Parader of the lost art
Superstar soprano Natalie Dessay knows how to get butts back in the opera seats.
Natalie Dessay admits singing only gets in the way of what she really wants to accomplish on stage—acting. Born in Lyon, France, the diva holds theater—not the aria-belting craft that’s given her global fame—closest to her heart. For Dessay, opera should move toward a greater emphasis on emotion with more substantive texts rather than frivolous librettos. Hoping for a theatrical revolution to sweep through a centuries-old institution, she wryly jokes, “Sometimes miracles happen.”
It’s fortunate, then, that the 43-year-old Dessay collaborates with David McVicar, who’s worked in theater, for her lead role in Manon, Lyric Opera’s season opener premiering Saturday 27. She already has a head start, after starring last year in his Barcelona production of Jules Massenet’s 1884 opera. Dessay adores the Scottish director’s authentically grungy early-18th-century sets—right in line with her opinion that opera is mostly a visual art accompanied by music. She also praises the “actor’s director’s” rapport with the cast, as well as his method: “Very, very precise. Lots of details. And he’s so involved with us in every way.”

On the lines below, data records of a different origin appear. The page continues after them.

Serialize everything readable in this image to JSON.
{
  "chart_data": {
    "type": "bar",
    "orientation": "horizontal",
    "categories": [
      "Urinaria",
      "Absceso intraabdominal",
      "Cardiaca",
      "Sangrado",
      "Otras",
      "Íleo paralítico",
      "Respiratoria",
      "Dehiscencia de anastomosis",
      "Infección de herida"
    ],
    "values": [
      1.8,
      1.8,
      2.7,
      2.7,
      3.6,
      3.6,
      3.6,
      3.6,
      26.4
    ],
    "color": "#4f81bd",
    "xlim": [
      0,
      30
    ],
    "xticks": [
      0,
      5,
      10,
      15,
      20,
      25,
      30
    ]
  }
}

Yet when we called Dessay’s hotel room, her attention wasn’t on the role she’s scheduled to sing in just a couple of weeks. “After 70 performances of Manon, I live it,” she says. Now she’s practicing for her new character, Debussy’s Mélisande, which she’ll perform in January in Vienna. After playing Marie earlier this year in Gaetano Donizetti’s La Fille du Régiment, now Manon and soon Mélisande, Dessay tells us the French school of bright, almost-piercing singing has undergone a gradual shift to the Italian fashion: warmer, fuller singing in the higher registers. The Paris resident hopes that transition is finally complete. She’d also like to improve upon the numerous productions she sees that are “dusty and not properly rehearsed.” In her utopia, singers, like theater actors, would rehearse for eight weeks instead of the usual three or four.
Her Manon will be wooed by the emerging German tenor Jonas Kaufmann, 39, in the role of the Chevalier des Grieux, marking their first onstage partnership. Dessay speaks so authoritatively on the production that one senses she’s the one behind the curtain running Oz. When we ask if Kaufmann will make a suitable counterpart, she slips: “Of course. That’s why I picked him up!” she says with a laugh. “Okay, okay, we picked him up. He knows exactly how to act and make music at the same time.”
Dessay is encouraged that the current generation of singers has begun to give both acting and singing equal weight; the heavier emphasis on theater could even bring in new fans. Yet some opera houses have, perhaps, a better idea—sex. To promote Dessay’s turn as Donizetti’s Lucia last fall, the Met infamously plastered her seductively fragile pose on Manhattan buses and trains, suggesting a supermodel’s ad campaign. Yet she resists the notion she has any sex-symbol allure. “I couldn’t [be one], anyway,” she says. “My two children hate it when they see me kiss tenors.”
Manon premieres at the Civic Opera House on Saturday 27.